The performance is not affected by the size of your dataset.

Ambient occlusion only works on 3D maps. It has no effect on 2D maps.

Eye-dome lighting effect

Eye-dome lighting (EDL) is a non-photorealistic lighting model that accentuates the shapes of objects by shading their outlines. Eye-dome lighting is similar to ambient occlusion, in the sense that it can help give the dataset more depth and make it easier to understand how geometries relate to each other.

effects edl
Figure 4. Eye-dome lighting: no EDL occlusion on the left - EDL applied on the right

EDL can help to interpret datasets that have little or no visual variance. It is useful for 3D datasets in particular, such as CAD and BIM models, or point clouds. Eye-dome lighting is not recommended for 3D datasets that were captured using real-life photography, such as reality meshes.

Program: Setting the eye-dome lighting effect
map.effects.eyeDomeLighting = {
  window: 1,
  strength: 0.5
};

LuciadRIA allows you to control the:

  • window: to increase the thickness of the applied EDL shade

  • strength: to soften or harden the applied EDL shade

  • color: to change the color of the applied EDL shade

Technically, the lighting model applies a shade to each pixel, based on the depth difference between that pixel and its surrounding pixels. This implementation uses the GPU to calculate the effects on-the-fly based on what is visible in your view. You can toggle it on and off at any time with no additional overhead.
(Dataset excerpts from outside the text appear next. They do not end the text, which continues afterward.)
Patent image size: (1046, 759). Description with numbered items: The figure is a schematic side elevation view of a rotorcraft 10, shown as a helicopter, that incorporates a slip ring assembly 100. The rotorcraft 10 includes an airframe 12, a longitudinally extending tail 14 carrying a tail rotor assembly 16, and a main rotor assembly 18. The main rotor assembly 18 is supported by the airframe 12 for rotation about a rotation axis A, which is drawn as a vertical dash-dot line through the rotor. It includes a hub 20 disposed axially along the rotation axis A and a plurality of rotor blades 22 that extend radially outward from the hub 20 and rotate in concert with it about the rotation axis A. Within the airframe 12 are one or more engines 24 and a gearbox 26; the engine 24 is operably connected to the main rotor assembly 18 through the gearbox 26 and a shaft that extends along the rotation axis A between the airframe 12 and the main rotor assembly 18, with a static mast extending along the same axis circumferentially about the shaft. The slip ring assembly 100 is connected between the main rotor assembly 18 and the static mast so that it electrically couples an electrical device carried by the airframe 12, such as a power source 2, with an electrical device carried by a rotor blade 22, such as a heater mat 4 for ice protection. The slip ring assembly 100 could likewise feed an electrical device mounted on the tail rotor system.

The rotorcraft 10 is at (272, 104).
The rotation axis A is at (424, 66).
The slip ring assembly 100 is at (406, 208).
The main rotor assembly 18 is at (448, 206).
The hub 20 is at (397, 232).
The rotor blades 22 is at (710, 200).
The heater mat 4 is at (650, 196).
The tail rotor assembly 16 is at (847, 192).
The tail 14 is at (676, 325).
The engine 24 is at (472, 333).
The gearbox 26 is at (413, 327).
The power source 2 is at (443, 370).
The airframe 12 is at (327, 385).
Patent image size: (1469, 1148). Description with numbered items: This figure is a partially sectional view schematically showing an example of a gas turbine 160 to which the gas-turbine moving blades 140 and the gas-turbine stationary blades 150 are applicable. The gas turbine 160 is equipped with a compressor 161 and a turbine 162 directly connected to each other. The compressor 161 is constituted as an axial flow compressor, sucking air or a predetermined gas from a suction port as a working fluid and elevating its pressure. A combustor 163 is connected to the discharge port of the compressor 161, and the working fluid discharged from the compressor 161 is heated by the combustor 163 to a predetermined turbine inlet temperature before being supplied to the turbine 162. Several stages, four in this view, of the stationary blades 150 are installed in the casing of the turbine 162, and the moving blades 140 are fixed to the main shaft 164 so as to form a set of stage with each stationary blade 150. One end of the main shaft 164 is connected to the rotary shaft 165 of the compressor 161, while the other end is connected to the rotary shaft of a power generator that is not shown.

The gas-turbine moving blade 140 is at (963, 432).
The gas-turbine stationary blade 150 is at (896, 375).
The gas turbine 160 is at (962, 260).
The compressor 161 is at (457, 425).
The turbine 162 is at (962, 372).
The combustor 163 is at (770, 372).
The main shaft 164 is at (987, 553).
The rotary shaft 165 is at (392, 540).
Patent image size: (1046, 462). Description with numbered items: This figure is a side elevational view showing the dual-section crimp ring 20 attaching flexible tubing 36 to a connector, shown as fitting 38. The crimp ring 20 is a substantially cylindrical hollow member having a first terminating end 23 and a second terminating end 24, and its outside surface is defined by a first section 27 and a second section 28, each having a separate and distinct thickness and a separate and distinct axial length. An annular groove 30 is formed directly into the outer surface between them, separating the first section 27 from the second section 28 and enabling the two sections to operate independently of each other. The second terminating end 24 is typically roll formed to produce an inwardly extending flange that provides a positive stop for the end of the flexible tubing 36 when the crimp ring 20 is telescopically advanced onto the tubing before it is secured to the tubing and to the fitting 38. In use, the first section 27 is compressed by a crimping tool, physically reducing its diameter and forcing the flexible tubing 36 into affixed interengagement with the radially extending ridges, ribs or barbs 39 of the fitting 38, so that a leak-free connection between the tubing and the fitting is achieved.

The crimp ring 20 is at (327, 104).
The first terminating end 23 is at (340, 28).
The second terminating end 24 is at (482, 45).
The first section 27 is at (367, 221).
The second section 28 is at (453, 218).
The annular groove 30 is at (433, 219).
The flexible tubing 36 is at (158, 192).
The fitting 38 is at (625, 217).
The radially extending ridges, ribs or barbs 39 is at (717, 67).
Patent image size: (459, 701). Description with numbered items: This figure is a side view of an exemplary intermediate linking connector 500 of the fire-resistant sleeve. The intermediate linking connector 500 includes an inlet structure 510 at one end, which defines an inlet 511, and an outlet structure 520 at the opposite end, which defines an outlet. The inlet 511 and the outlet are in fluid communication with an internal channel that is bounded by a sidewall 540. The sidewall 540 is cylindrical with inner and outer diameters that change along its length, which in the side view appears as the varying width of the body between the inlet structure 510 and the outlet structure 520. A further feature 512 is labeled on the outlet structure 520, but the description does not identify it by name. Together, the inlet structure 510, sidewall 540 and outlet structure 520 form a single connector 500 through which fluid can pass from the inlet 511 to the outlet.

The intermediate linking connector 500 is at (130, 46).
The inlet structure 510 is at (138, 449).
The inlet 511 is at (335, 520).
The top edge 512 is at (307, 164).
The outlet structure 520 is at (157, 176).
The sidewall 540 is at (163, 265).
Eye-dome lighting has a fixed performance overhead that depends on two factors:

  • The pixel resolution of your map

  • The GPU of the client

The performance is not affected by the size of your dataset.

Eye-dome lighting only works on 3D maps. It has no effect on 2D maps.

Anti-aliasing effect

The anti-aliasing post-processing effect smooths hard edges of data that shows staircase pixels.

It is useful for 3D datasets in particular, such as CAD and BIM models with sharp edges and high-contrast colors.

Program: Setting the anti-aliasing effect
map.effects.antiAliasing = true;

LuciadRIA applies the FXAA algorithm for anti-aliasing.

Anti-aliasing has a fixed performance overhead that depends on two factors:

  • The pixel resolution of your map

  • The GPU of the client

The performance is not affected by the size of your dataset.

Anti-aliasing only works on 3D maps. It has no effect on 2D maps. In 2D views, most content is typically already anti-aliased: imagery can be smoothed up-front, lines are smoothed while they are painted, and icons can be smoothed upon creation.